Bare in mind that DFS can not ensure to find the global optima and should not be used if this should be fulfilled.

Postscriptum: The @tailrec annotation is a friendly hint on the compiler to check in compile time whether your method can be optimized or not (Scala do tail-call optimization by default).

Answer 2

I managed to reach a tail recursive state.

Despite the elegancy of the code i truly question the cost/benefit of a functional approach. Most of the times it is not obvious how to manually pass the stack through the algorithm.

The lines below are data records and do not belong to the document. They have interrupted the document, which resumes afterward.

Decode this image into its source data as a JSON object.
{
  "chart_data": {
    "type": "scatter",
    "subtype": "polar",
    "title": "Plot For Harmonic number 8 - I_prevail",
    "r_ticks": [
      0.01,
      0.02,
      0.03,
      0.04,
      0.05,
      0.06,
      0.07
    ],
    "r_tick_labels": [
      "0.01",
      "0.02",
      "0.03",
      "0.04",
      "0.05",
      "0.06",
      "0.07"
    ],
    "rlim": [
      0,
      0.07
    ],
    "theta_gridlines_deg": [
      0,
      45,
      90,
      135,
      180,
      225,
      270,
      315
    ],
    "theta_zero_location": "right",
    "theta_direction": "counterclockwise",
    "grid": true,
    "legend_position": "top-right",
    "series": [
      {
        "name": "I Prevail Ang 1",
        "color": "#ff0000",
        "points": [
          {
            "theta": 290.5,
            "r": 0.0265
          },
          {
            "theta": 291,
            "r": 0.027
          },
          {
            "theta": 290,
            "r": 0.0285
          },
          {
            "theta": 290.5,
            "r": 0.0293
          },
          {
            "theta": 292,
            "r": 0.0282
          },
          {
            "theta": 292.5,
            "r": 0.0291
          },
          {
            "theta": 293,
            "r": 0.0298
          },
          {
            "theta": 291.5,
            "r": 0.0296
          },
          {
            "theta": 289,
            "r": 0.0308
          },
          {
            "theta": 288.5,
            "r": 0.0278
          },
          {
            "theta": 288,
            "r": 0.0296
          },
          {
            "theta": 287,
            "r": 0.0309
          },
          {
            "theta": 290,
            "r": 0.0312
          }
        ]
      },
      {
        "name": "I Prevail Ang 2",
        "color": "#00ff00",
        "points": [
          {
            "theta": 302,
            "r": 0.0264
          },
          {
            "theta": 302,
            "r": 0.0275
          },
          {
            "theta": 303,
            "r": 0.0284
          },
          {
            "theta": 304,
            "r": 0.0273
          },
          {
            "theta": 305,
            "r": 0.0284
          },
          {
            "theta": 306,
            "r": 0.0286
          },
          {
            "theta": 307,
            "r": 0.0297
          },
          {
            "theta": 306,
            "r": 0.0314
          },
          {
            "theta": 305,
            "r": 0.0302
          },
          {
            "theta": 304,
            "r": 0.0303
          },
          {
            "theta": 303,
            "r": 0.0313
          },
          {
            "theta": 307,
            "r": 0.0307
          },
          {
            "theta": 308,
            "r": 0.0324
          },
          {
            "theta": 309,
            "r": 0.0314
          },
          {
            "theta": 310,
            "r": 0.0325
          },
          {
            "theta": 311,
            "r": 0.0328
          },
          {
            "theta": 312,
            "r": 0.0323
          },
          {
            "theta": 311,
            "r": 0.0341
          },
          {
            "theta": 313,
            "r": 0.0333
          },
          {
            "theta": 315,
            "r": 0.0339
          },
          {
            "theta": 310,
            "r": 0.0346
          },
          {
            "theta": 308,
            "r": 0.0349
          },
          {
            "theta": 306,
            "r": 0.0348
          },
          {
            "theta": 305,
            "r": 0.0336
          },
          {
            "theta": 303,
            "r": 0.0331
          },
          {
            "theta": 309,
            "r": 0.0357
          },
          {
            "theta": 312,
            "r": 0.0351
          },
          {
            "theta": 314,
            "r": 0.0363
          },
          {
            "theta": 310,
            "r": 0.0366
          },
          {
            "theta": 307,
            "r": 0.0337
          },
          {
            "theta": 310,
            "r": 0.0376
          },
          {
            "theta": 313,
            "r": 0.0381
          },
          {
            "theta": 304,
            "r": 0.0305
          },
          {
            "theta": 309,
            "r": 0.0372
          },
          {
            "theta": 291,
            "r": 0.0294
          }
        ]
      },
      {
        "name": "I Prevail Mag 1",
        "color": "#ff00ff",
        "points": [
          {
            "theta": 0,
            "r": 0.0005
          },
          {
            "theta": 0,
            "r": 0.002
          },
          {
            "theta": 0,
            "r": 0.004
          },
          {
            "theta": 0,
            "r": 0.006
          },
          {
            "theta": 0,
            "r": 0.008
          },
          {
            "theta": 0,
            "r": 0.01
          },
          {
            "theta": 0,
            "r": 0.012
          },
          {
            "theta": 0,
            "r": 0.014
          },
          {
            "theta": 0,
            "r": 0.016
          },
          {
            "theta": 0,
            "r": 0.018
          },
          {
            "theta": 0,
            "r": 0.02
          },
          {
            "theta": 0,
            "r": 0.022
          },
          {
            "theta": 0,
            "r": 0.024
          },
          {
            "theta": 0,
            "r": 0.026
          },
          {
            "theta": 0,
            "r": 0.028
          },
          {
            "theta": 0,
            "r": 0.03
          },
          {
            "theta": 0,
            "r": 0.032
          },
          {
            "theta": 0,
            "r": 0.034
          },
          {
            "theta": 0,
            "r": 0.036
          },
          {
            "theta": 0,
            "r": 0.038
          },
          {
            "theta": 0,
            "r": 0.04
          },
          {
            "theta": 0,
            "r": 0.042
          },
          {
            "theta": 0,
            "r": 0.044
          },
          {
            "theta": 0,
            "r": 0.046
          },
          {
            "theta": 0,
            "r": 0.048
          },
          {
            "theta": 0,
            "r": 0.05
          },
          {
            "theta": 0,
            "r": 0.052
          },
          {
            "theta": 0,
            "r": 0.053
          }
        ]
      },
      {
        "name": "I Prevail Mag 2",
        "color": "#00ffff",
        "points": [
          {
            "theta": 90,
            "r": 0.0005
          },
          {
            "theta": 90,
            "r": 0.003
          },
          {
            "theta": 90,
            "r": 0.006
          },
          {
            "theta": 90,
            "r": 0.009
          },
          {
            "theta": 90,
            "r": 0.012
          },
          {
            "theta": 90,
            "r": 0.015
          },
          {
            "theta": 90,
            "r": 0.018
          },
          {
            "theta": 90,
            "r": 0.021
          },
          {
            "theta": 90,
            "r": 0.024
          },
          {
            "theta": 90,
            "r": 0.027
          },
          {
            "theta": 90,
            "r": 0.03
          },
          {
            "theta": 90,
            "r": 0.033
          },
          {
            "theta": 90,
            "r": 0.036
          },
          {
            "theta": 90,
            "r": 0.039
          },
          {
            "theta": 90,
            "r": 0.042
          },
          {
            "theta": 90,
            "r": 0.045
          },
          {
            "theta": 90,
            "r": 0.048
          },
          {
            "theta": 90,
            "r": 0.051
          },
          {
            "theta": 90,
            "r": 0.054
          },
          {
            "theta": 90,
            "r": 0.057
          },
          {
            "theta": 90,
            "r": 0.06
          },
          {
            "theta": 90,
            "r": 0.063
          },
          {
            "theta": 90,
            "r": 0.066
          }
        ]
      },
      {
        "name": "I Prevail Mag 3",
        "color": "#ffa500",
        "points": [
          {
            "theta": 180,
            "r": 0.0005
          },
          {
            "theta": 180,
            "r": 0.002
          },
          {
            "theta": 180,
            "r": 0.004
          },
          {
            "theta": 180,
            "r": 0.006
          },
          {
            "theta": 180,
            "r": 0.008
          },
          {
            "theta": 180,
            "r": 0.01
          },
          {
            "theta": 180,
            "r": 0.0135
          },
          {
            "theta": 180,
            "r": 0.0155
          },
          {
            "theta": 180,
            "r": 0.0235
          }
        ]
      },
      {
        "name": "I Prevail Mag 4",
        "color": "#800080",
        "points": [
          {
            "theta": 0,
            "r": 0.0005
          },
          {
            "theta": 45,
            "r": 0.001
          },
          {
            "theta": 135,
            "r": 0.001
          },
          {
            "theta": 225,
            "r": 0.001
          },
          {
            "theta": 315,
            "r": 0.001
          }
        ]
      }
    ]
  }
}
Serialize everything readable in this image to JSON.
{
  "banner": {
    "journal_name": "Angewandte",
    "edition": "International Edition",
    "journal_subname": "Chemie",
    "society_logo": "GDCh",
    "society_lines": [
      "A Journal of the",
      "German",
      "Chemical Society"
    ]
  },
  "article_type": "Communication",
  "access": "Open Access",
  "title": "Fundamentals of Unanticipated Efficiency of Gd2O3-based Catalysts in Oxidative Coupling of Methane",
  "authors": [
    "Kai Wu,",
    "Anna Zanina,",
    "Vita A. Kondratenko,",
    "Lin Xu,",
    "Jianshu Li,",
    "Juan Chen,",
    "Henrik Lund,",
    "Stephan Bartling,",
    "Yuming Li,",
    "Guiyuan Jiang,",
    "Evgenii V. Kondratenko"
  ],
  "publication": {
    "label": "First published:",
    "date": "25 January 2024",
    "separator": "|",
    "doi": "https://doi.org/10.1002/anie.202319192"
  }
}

Anyway, the true problem here resides in the JVM's recursiveness problems, the scala compiler stills tries to provides us an escape with the tail recursive feature, but it is often a nightmare to put things working

def treeString[A](tree: Tree[A]): String = {

  def dropWhile[A](l: List[A], f: A => Boolean): List[A] =
    l match {
      case h :: t if f(h) => dropWhile(t, f)
      case _ => l
    }

  @tailrec
  def DFS(toVisit: List[Tree[A]], visited: List[String] = Nil, acc: String = "", n_args: List[Int] = Nil): String = toVisit match {
    case Leaf(id, terminal) :: tail if !visited.contains(id) => {
      val n_args_filtered = dropWhile[Int](n_args, x => x == 1)
      val acc_to_pass = acc + " " + terminal.name + "[" + id.toString + "] " + ")" * (n_args.length - n_args_filtered.length) + "," * {if (n_args_filtered.length > 0) 1 else 0}
      val n_args_to_pass = {if (n_args_filtered.length > 0 )List(n_args_filtered.head - 1) ::: n_args_filtered.tail else Nil}

      DFS(toVisit.tail, visited ::: List(id), acc_to_pass, n_args_to_pass)
    }
    case Node(id, op, args @_*) :: tail if !visited.contains(id) => {
      DFS(args.toList ::: toVisit.tail, visited ::: List(id), acc + " " + op.name + " (", List(args.length ) ::: n_args)
    }
    case Nil => acc
  }
  DFS(List(tree))
}